The stigma surrounding outpatient methadone treatment means that many, like the writer above, face unnecessary obstacles to getting treatment. The reader continues:
My son tells me the lack of available Methadone clinics is a major problem. If CVS and Walgreens can give flu shots, how hard would it be to administer Methadone. It is a simple process. He checks in and then goes to the dosing room which has a drawer like the drive-in window at a bank. They put your dose in there. You get your dose in a small cup, about an ounce, and drink it like a shot while they watch.
With the millions appropriated to combat this, more easily available dosing centers would allow the poorest of us a chance. Kevin has a car we provided. Most addicted people have no car, home or family that care anymore. Not much of a chance. No way to drive 50 miles to a clinic. People are always telling him how lucky he is to have family that cares. All types are in line there, from fancy suits to cut off shorts.

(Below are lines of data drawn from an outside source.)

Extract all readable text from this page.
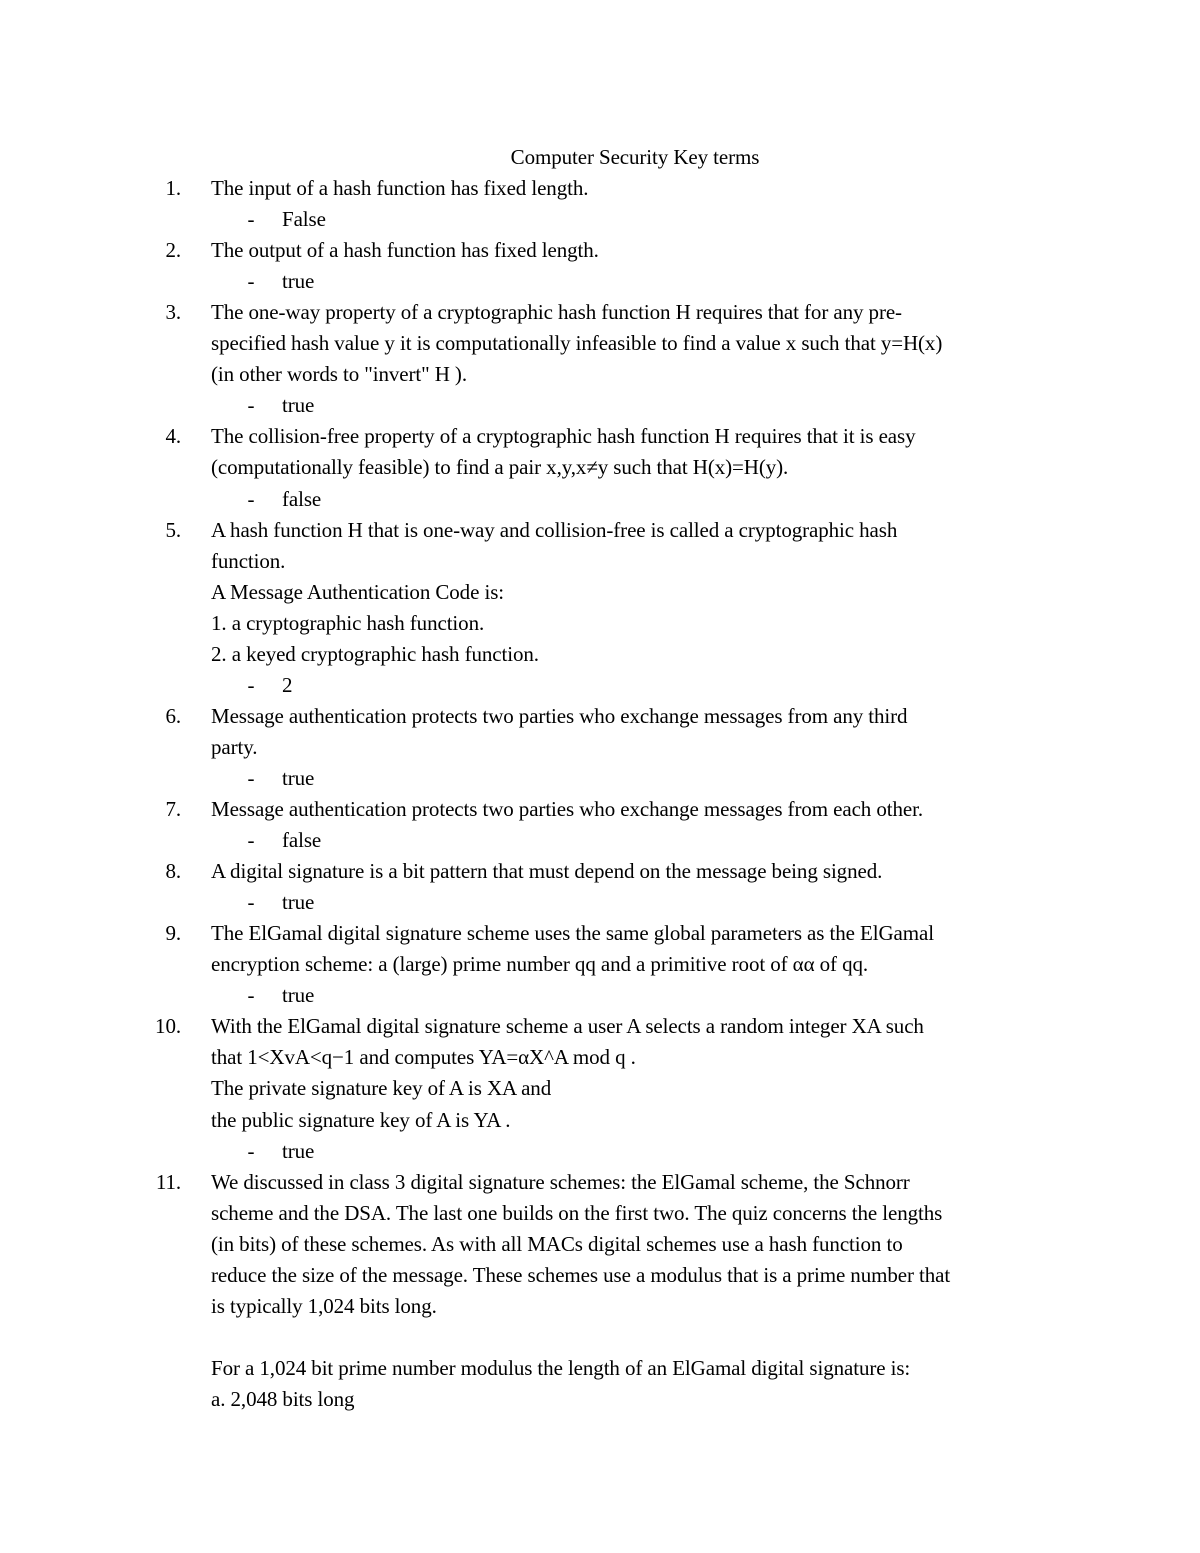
Computer Security Key terms
1. The input of a hash function has fixed length.
- False
2. The output of a hash function has fixed length.
- true
3. The one-way property of a cryptographic hash function H requires that for any pre-
specified hash value y it is computationally infeasible to find a value x such that y=H(x)
(in other words to "invert" H ).
- true
4. The collision-free property of a cryptographic hash function H requires that it is easy
(computationally feasible) to find a pair x,y,x≠y such that H(x)=H(y).
- false
5. A hash function H that is one-way and collision-free is called a cryptographic hash
function.
A Message Authentication Code is:
1. a cryptographic hash function.
2. a keyed cryptographic hash function.
- 2
6. Message authentication protects two parties who exchange messages from any third
party.
- true
7. Message authentication protects two parties who exchange messages from each other.
- false
8. A digital signature is a bit pattern that must depend on the message being signed.
- true
9. The ElGamal digital signature scheme uses the same global parameters as the ElGamal
encryption scheme: a (large) prime number qq and a primitive root of αα of qq.
- true
10. With the ElGamal digital signature scheme a user A selects a random integer XA such
that 1<XvA<q−1 and computes YA=αX^A mod q .
The private signature key of A is XA and
the public signature key of A is YA .
- true
11. We discussed in class 3 digital signature schemes: the ElGamal scheme, the Schnorr
scheme and the DSA. The last one builds on the first two. The quiz concerns the lengths
(in bits) of these schemes. As with all MACs digital schemes use a hash function to
reduce the size of the message. These schemes use a modulus that is a prime number that
is typically 1,024 bits long.
For a 1,024 bit prime number modulus the length of an ElGamal digital signature is:
a. 2,048 bits long
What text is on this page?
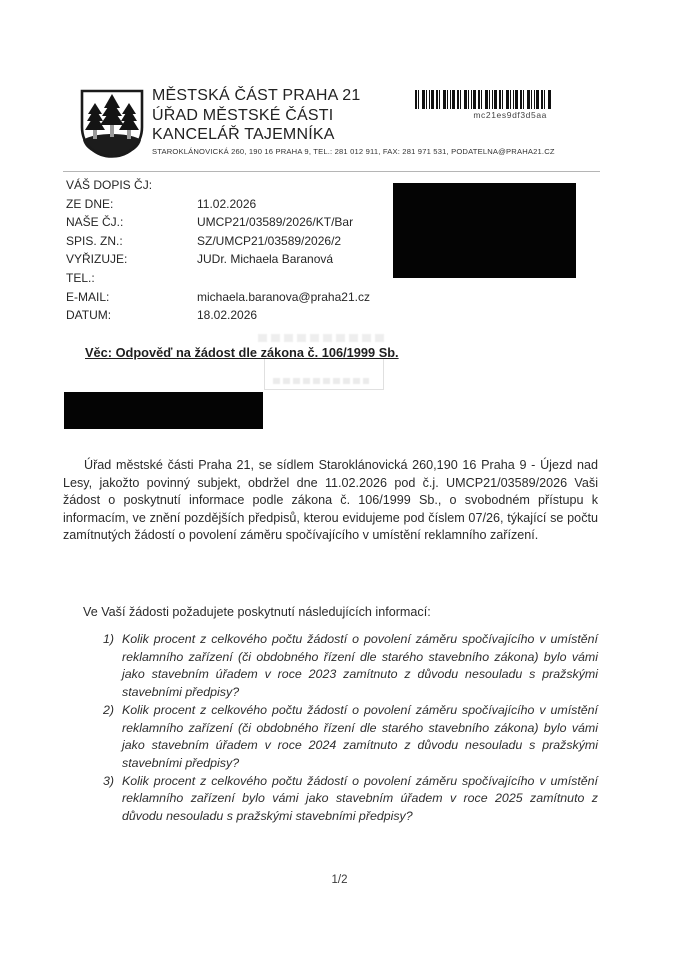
MĚSTSKÁ ČÁST PRAHA 21
ÚŘAD MĚSTSKÉ ČÁSTI
KANCELÁŘ TAJEMNÍKA
STAROKLÁNOVICKÁ 260, 190 16 PRAHA 9, TEL.: 281 012 911, FAX: 281 971 531, PODATELNA@PRAHA21.CZ
mc21es9df3d5aa
VÁŠ DOPIS ČJ:
ZE DNE:	11.02.2026
NAŠE ČJ.:	UMCP21/03589/2026/KT/Bar
SPIS. ZN.:	SZ/UMCP21/03589/2026/2
VYŘIZUJE:	JUDr. Michaela Baranová
TEL.:
E-MAIL:	michaela.baranova@praha21.cz
DATUM:	18.02.2026
Věc: Odpověď na žádost dle zákona č. 106/1999 Sb.
Úřad městské části Praha 21, se sídlem Staroklánovická 260,190 16 Praha 9 - Újezd nad Lesy, jakožto povinný subjekt, obdržel dne 11.02.2026 pod č.j. UMCP21/03589/2026 Vaši žádost o poskytnutí informace podle zákona č. 106/1999 Sb., o svobodném přístupu k informacím, ve znění pozdějších předpisů, kterou evidujeme pod číslem 07/26, týkající se počtu zamítnutých žádostí o povolení záměru spočívajícího v umístění reklamního zařízení.
Ve Vaší žádosti požadujete poskytnutí následujících informací:
1) Kolik procent z celkového počtu žádostí o povolení záměru spočívajícího v umístění reklamního zařízení (či obdobného řízení dle starého stavebního zákona) bylo vámi jako stavebním úřadem v roce 2023 zamítnuto z důvodu nesouladu s pražskými stavebními předpisy?
2) Kolik procent z celkového počtu žádostí o povolení záměru spočívajícího v umístění reklamního zařízení (či obdobného řízení dle starého stavebního zákona) bylo vámi jako stavebním úřadem v roce 2024 zamítnuto z důvodu nesouladu s pražskými stavebními předpisy?
3) Kolik procent z celkového počtu žádostí o povolení záměru spočívajícího v umístění reklamního zařízení bylo vámi jako stavebním úřadem v roce 2025 zamítnuto z důvodu nesouladu s pražskými stavebními předpisy?
1/2
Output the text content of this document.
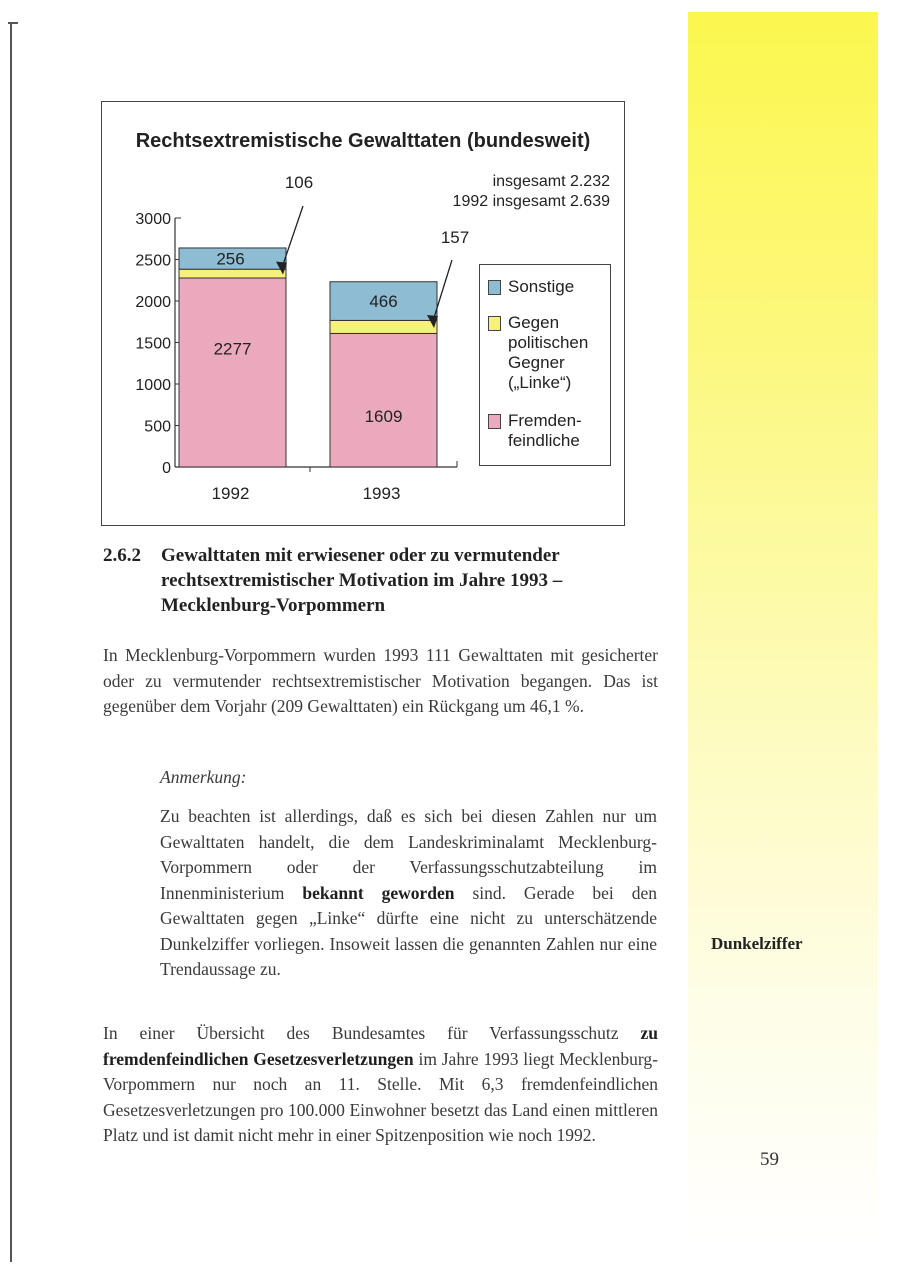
Rechtsextremistische Gewalttaten (bundesweit)
insgesamt 2.232
1992 insgesamt 2.639
0
500
1000
1500
2000
2500
3000
2277
256
1992
106
1609
466
1993
157
Sonstige
Gegen
politischen
Gegner
(„Linke“)
Fremden-
feindliche
2.6.2 Gewalttaten mit erwiesener oder zu vermutender rechtsextremistischer Motivation im Jahre 1993 – Mecklenburg-Vorpommern
In Mecklenburg-Vorpommern wurden 1993 111 Gewalttaten mit gesicherter oder zu vermutender rechtsextremistischer Motivation begangen. Das ist gegenüber dem Vorjahr (209 Gewalttaten) ein Rückgang um 46,1 %.
Anmerkung:
Zu beachten ist allerdings, daß es sich bei diesen Zahlen nur um Gewalttaten handelt, die dem Landeskriminalamt Mecklenburg-Vorpommern oder der Verfassungsschutzabteilung im Innenministerium bekannt geworden sind. Gerade bei den Gewalttaten gegen „Linke“ dürfte eine nicht zu unterschätzende Dunkelziffer vorliegen. Insoweit lassen die genannten Zahlen nur eine Trendaussage zu.
In einer Übersicht des Bundesamtes für Verfassungsschutz zu fremdenfeindlichen Gesetzesverletzungen im Jahre 1993 liegt Mecklenburg-Vorpommern nur noch an 11. Stelle. Mit 6,3 fremdenfeindlichen Gesetzesverletzungen pro 100.000 Einwohner besetzt das Land einen mittleren Platz und ist damit nicht mehr in einer Spitzenposition wie noch 1992.
Dunkelziffer
59
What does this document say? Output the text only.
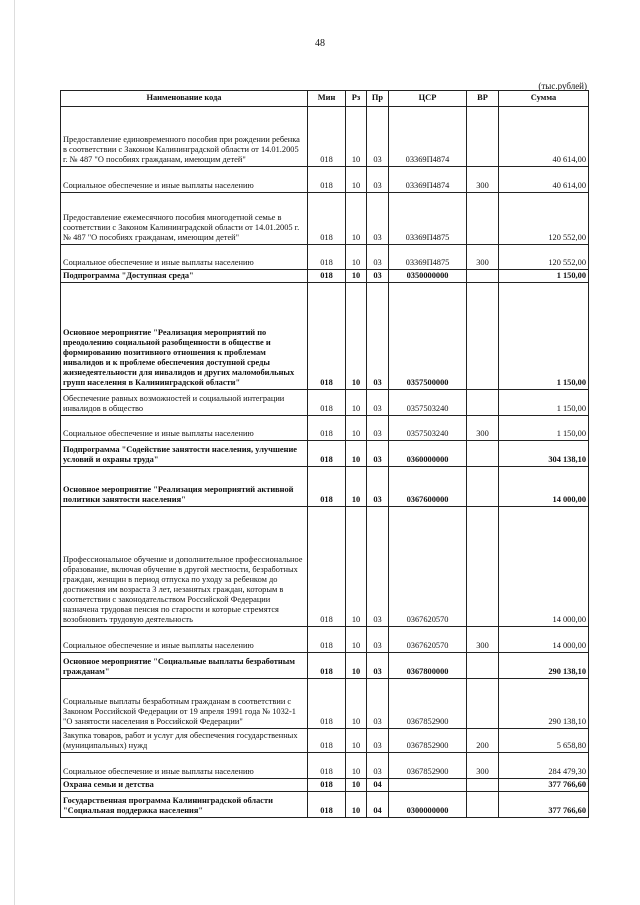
48
(тыс.рублей)
Наименование кода	Мин	Рз	Пр	ЦСР	ВР	Сумма
Предоставление единовременного пособия при рождении ребенка в соответствии с Законом Калининградской области от 14.01.2005 г. № 487 "О пособиях гражданам, имеющим детей"	018	10	03	03369П4874		40 614,00
Социальное обеспечение и иные выплаты населению	018	10	03	03369П4874	300	40 614,00
Предоставление ежемесячного пособия многодетной семье в соответствии с Законом Калининградской области от 14.01.2005 г. № 487 "О пособиях гражданам, имеющим детей"	018	10	03	03369П4875		120 552,00
Социальное обеспечение и иные выплаты населению	018	10	03	03369П4875	300	120 552,00
Подпрограмма "Доступная среда"	018	10	03	0350000000		1 150,00
Основное мероприятие "Реализация мероприятий по преодолению социальной разобщенности в обществе и формированию позитивного отношения к проблемам инвалидов и к проблеме обеспечения доступной среды жизнедеятельности для инвалидов и других маломобильных групп населения в Калининградской области"	018	10	03	0357500000		1 150,00
Обеспечение равных возможностей и социальной интеграции инвалидов в общество	018	10	03	0357503240		1 150,00
Социальное обеспечение и иные выплаты населению	018	10	03	0357503240	300	1 150,00
Подпрограмма "Содействие занятости населения, улучшение условий и охраны труда"	018	10	03	0360000000		304 138,10
Основное мероприятие "Реализация мероприятий активной политики занятости населения"	018	10	03	0367600000		14 000,00
Профессиональное обучение и дополнительное профессиональное образование, включая обучение в другой местности, безработных граждан, женщин в период отпуска по уходу за ребенком до достижения им возраста 3 лет, незанятых граждан, которым в соответствии с законодательством Российской Федерации назначена трудовая пенсия по старости и которые стремятся возобновить трудовую деятельность	018	10	03	0367620570		14 000,00
Социальное обеспечение и иные выплаты населению	018	10	03	0367620570	300	14 000,00
Основное мероприятие "Социальные выплаты безработным гражданам"	018	10	03	0367800000		290 138,10
Социальные выплаты безработным гражданам в соответствии с Законом Российской Федерации от 19 апреля 1991 года № 1032-1 "О занятости населения в Российской Федерации"	018	10	03	0367852900		290 138,10
Закупка товаров, работ и услуг для обеспечения государственных (муниципальных) нужд	018	10	03	0367852900	200	5 658,80
Социальное обеспечение и иные выплаты населению	018	10	03	0367852900	300	284 479,30
Охрана семьи и детства	018	10	04			377 766,60
Государственная программа Калининградской области "Социальная поддержка населения"	018	10	04	0300000000		377 766,60
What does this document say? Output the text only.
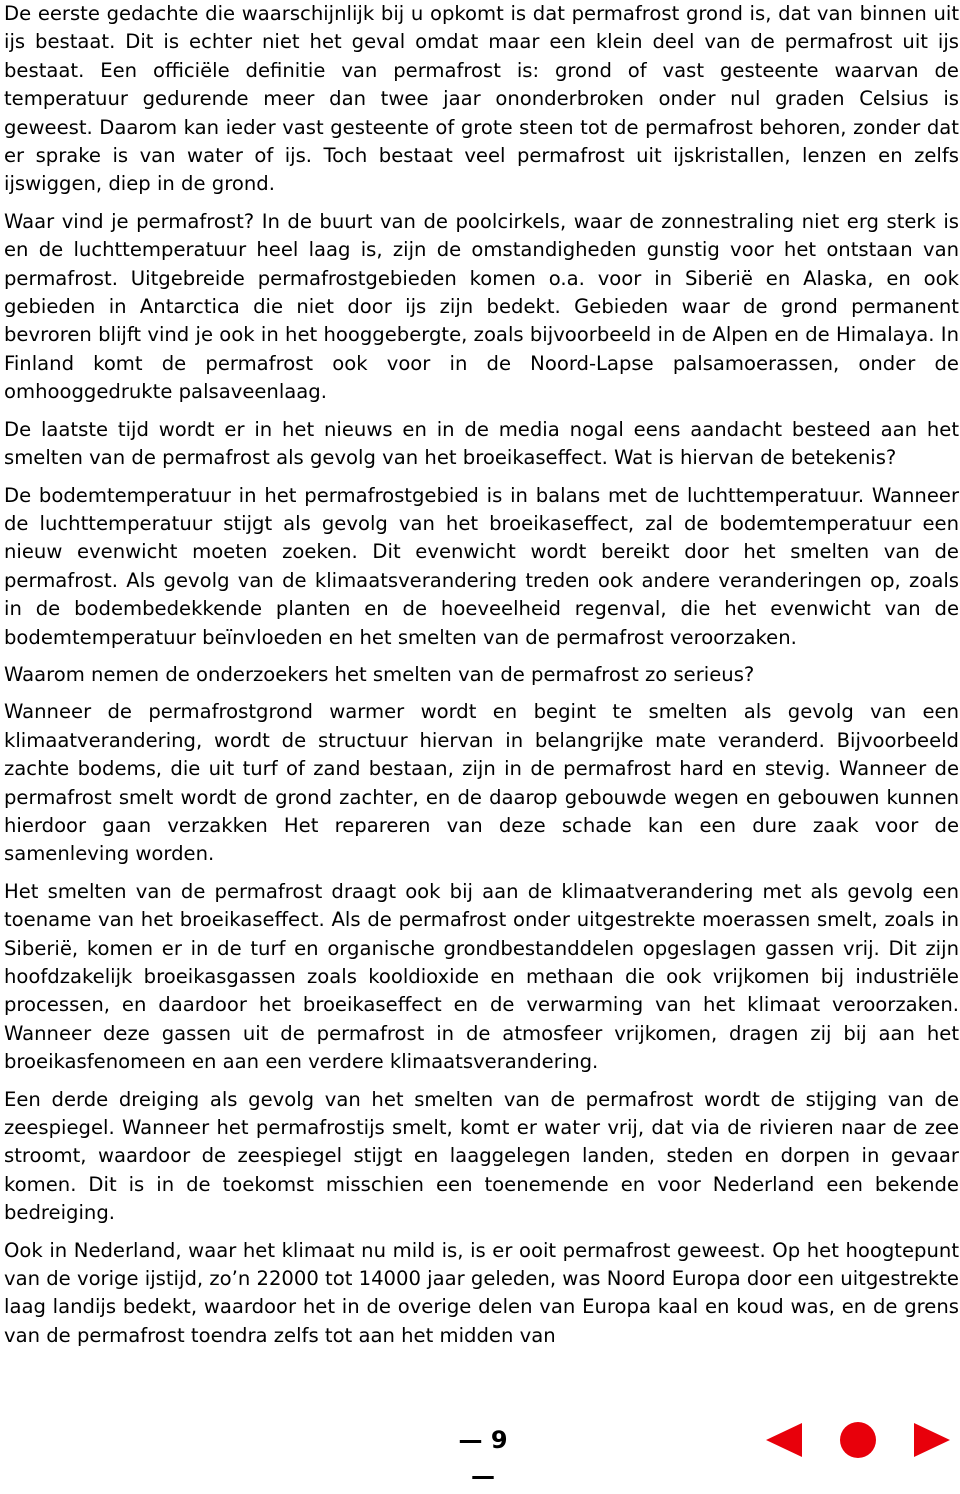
De eerste gedachte die waarschijnlijk bij u opkomt is dat permafrost grond is, dat van binnen uit ijs bestaat. Dit is echter niet het geval omdat maar een klein deel van de permafrost uit ijs bestaat. Een officiële definitie van permafrost is: grond of vast gesteente waarvan de temperatuur gedurende meer dan twee jaar ononderbroken onder nul graden Celsius is geweest. Daarom kan ieder vast gesteente of grote steen tot de permafrost behoren, zonder dat er sprake is van water of ijs. Toch bestaat veel permafrost uit ijskristallen, lenzen en zelfs ijswiggen, diep in de grond.

Waar vind je permafrost? In de buurt van de poolcirkels, waar de zonnestraling niet erg sterk is en de luchttemperatuur heel laag is, zijn de omstandigheden gunstig voor het ontstaan van permafrost. Uitgebreide permafrostgebieden komen o.a. voor in Siberië en Alaska, en ook gebieden in Antarctica die niet door ijs zijn bedekt. Gebieden waar de grond permanent bevroren blijft vind je ook in het hooggebergte, zoals bijvoorbeeld in de Alpen en de Himalaya. In Finland komt de permafrost ook voor in de Noord-Lapse palsamoerassen, onder de omhooggedrukte palsaveenlaag.

De laatste tijd wordt er in het nieuws en in de media nogal eens aandacht besteed aan het smelten van de permafrost als gevolg van het broeikaseffect. Wat is hiervan de betekenis?

De bodemtemperatuur in het permafrostgebied is in balans met de luchttemperatuur. Wanneer de luchttemperatuur stijgt als gevolg van het broeikaseffect, zal de bodemtemperatuur een nieuw evenwicht moeten zoeken. Dit evenwicht wordt bereikt door het smelten van de permafrost. Als gevolg van de klimaatsverandering treden ook andere veranderingen op, zoals in de bodembedekkende planten en de hoeveelheid regenval, die het evenwicht van de bodemtemperatuur beïnvloeden en het smelten van de permafrost veroorzaken.

Waarom nemen de onderzoekers het smelten van de permafrost zo serieus?

Wanneer de permafrostgrond warmer wordt en begint te smelten als gevolg van een klimaatverandering, wordt de structuur hiervan in belangrijke mate veranderd. Bijvoorbeeld zachte bodems, die uit turf of zand bestaan, zijn in de permafrost hard en stevig. Wanneer de permafrost smelt wordt de grond zachter, en de daarop gebouwde wegen en gebouwen kunnen hierdoor gaan verzakken Het repareren van deze schade kan een dure zaak voor de samenleving worden.

Het smelten van de permafrost draagt ook bij aan de klimaatverandering met als gevolg een toename van het broeikaseffect. Als de permafrost onder uitgestrekte moerassen smelt, zoals in Siberië, komen er in de turf en organische grondbestanddelen opgeslagen gassen vrij. Dit zijn hoofdzakelijk broeikasgassen zoals kooldioxide en methaan die ook vrijkomen bij industriële processen, en daardoor het broeikaseffect en de verwarming van het klimaat veroorzaken. Wanneer deze gassen uit de permafrost in de atmosfeer vrijkomen, dragen zij bij aan het broeikasfenomeen en aan een verdere klimaatsverandering.

Een derde dreiging als gevolg van het smelten van de permafrost wordt de stijging van de zeespiegel. Wanneer het permafrostijs smelt, komt er water vrij, dat via de rivieren naar de zee stroomt, waardoor de zeespiegel stijgt en laaggelegen landen, steden en dorpen in gevaar komen. Dit is in de toekomst misschien een toenemende en voor Nederland een bekende bedreiging.

Ook in Nederland, waar het klimaat nu mild is, is er ooit permafrost geweest. Op het hoogtepunt van de vorige ijstijd, zo’n 22000 tot 14000 jaar geleden, was Noord Europa door een uitgestrekte laag landijs bedekt, waardoor het in de overige delen van Europa kaal en koud was, en de grens van de permafrost toendra zelfs tot aan het midden van

— 9 —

I have come to the conclusion that those who became addicted prior to the federal crackdown, are just collateral damage. An expendable generation. The powers to be do not get serious until an election is near or they lose someone. I almost lost my son.
Eliminating the over-regulation of methadone and other medication-assisted treatments, thereby expanding access, is an obvious step toward ending the opioid crisis.